Prof. Andrew Zisserman, University of Oxford, widely acknowledged as one of the principal architects of modern computer vision, gave an IHub-Data-IIITH distinguished lecture on Automatically generating audio descriptions for movies on 21 August. Here is a summary of Prof. Zisserman’s talk:
Audio Description is the task of generating descriptions of visual content, at suitable time intervals, for the benefit of visually impaired audiences. For movies, this presents notable challenges – the Audio Description must occur only during existing pauses in dialogue, should refer to characters by name, and ought to aid understanding of the storyline as a whole. This requires a visual-language model that can address all three of the ‘what’, ‘who’, and ‘when’ questions: What is happening in the scene? Who are the characters in the scene? And when should a description be given?

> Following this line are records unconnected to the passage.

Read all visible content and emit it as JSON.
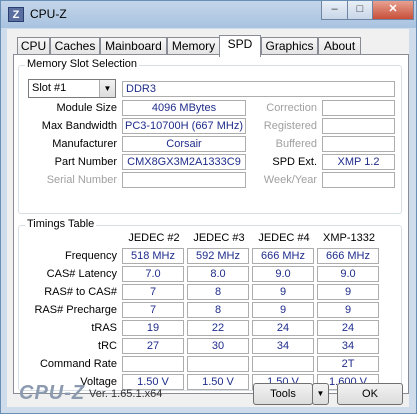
{
  "window": {
    "title": "CPU-Z",
    "icon_letter": "Z",
    "minimize": "–",
    "maximize": "□",
    "close": "✕"
  },
  "tabs": [
    "CPU",
    "Caches",
    "Mainboard",
    "Memory",
    "SPD",
    "Graphics",
    "About"
  ],
  "active_tab": "SPD",
  "memory_slot": {
    "group_title": "Memory Slot Selection",
    "slot": "Slot #1",
    "type": "DDR3",
    "module_size_label": "Module Size",
    "module_size": "4096 MBytes",
    "max_bandwidth_label": "Max Bandwidth",
    "max_bandwidth": "PC3-10700H (667 MHz)",
    "manufacturer_label": "Manufacturer",
    "manufacturer": "Corsair",
    "part_number_label": "Part Number",
    "part_number": "CMX8GX3M2A1333C9",
    "serial_number_label": "Serial Number",
    "serial_number": "",
    "correction_label": "Correction",
    "correction": "",
    "registered_label": "Registered",
    "registered": "",
    "buffered_label": "Buffered",
    "buffered": "",
    "spd_ext_label": "SPD Ext.",
    "spd_ext": "XMP 1.2",
    "week_year_label": "Week/Year",
    "week_year": ""
  },
  "timings": {
    "group_title": "Timings Table",
    "columns": [
      "JEDEC #2",
      "JEDEC #3",
      "JEDEC #4",
      "XMP-1332"
    ],
    "rows": [
      {
        "label": "Frequency",
        "values": [
          "518 MHz",
          "592 MHz",
          "666 MHz",
          "666 MHz"
        ]
      },
      {
        "label": "CAS# Latency",
        "values": [
          "7.0",
          "8.0",
          "9.0",
          "9.0"
        ]
      },
      {
        "label": "RAS# to CAS#",
        "values": [
          "7",
          "8",
          "9",
          "9"
        ]
      },
      {
        "label": "RAS# Precharge",
        "values": [
          "7",
          "8",
          "9",
          "9"
        ]
      },
      {
        "label": "tRAS",
        "values": [
          "19",
          "22",
          "24",
          "24"
        ]
      },
      {
        "label": "tRC",
        "values": [
          "27",
          "30",
          "34",
          "34"
        ]
      },
      {
        "label": "Command Rate",
        "values": [
          "",
          "",
          "",
          "2T"
        ]
      },
      {
        "label": "Voltage",
        "values": [
          "1.50 V",
          "1.50 V",
          "1.50 V",
          "1.600 V"
        ]
      }
    ]
  },
  "footer": {
    "logo": "CPU-Z",
    "version": "Ver. 1.65.1.x64",
    "tools_label": "Tools",
    "ok_label": "OK"
  }
}
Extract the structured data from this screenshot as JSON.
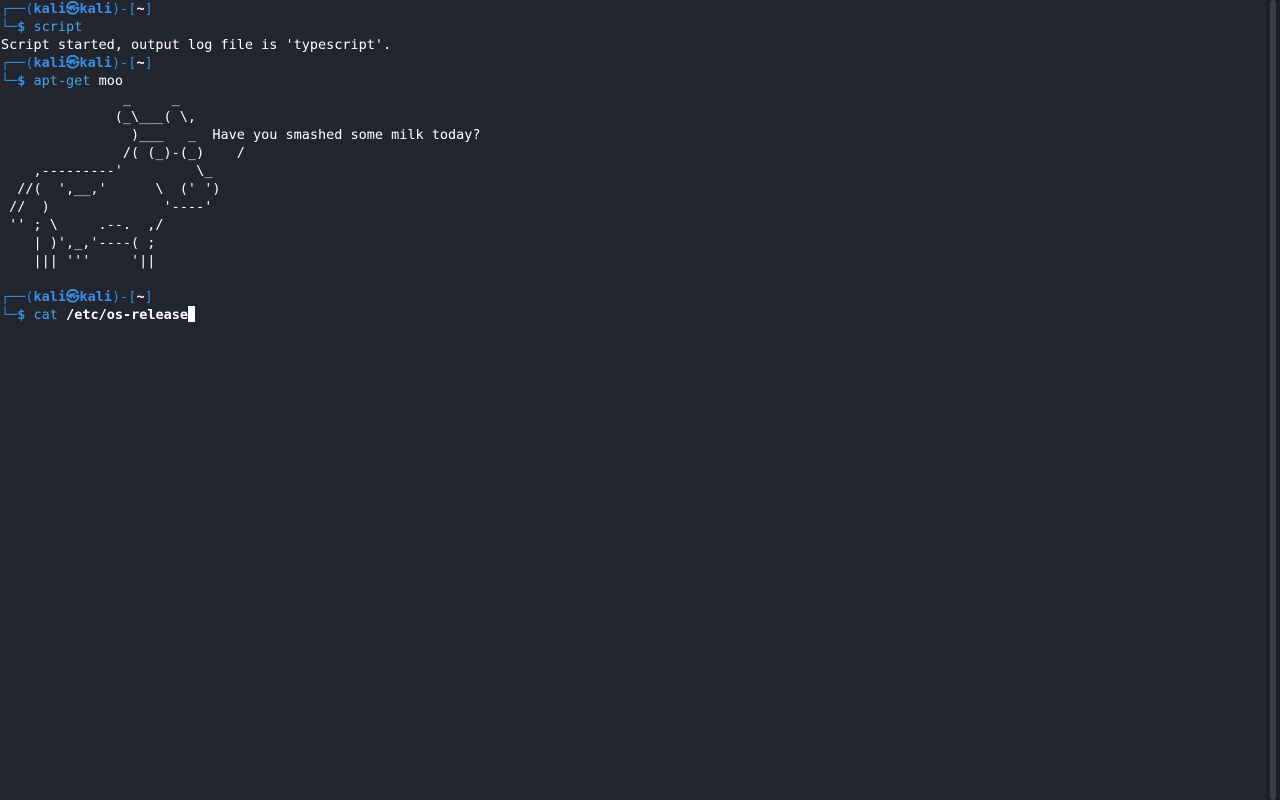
{
  "prompt": {
    "top_prefix": "┌──(",
    "user": "kali㉿kali",
    "mid": ")-[",
    "dir": "~",
    "end": "]",
    "bottom_prefix": "└─",
    "dollar": "$ "
  },
  "blocks": [
    {
      "command": "script",
      "arg": ""
    },
    {
      "command": "apt-get",
      "arg": "moo"
    },
    {
      "command": "cat",
      "arg": "/etc/os-release"
    }
  ],
  "outputs": {
    "script_output": "Script started, output log file is 'typescript'.",
    "moo_art": "               _     _\n              (_\\___( \\,\n                )___   _  Have you smashed some milk today?\n               /( (_)-(_)    /\n    ,---------'         \\_\n  //(  ',__,'      \\  (' ')\n //  )              '----'\n '' ; \\     .--.  ,/\n    | )',_,'----( ;\n    ||| '''     '||"
  },
  "colors": {
    "background": "#23252e",
    "prompt_blue": "#2f8cd8",
    "command_blue": "#4aa3e8",
    "text": "#ffffff"
  }
}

Andrew Zisserman is a British computer scientist and a professor at the University of Oxford, and a researcher in computer vision. Andrew Zisserman is one of the principal architects of modern computer vision. He is best known for his leading role during the 1990s in establishing the computational theory of multiple view reconstruction and the development of practical algorithms that are widely in use today. This culminated in the publication of his book with Richard Harley, already regarded as a standard text. He is a fellow of the Royal Society and is only person to have been awarded the Marr Prize three times.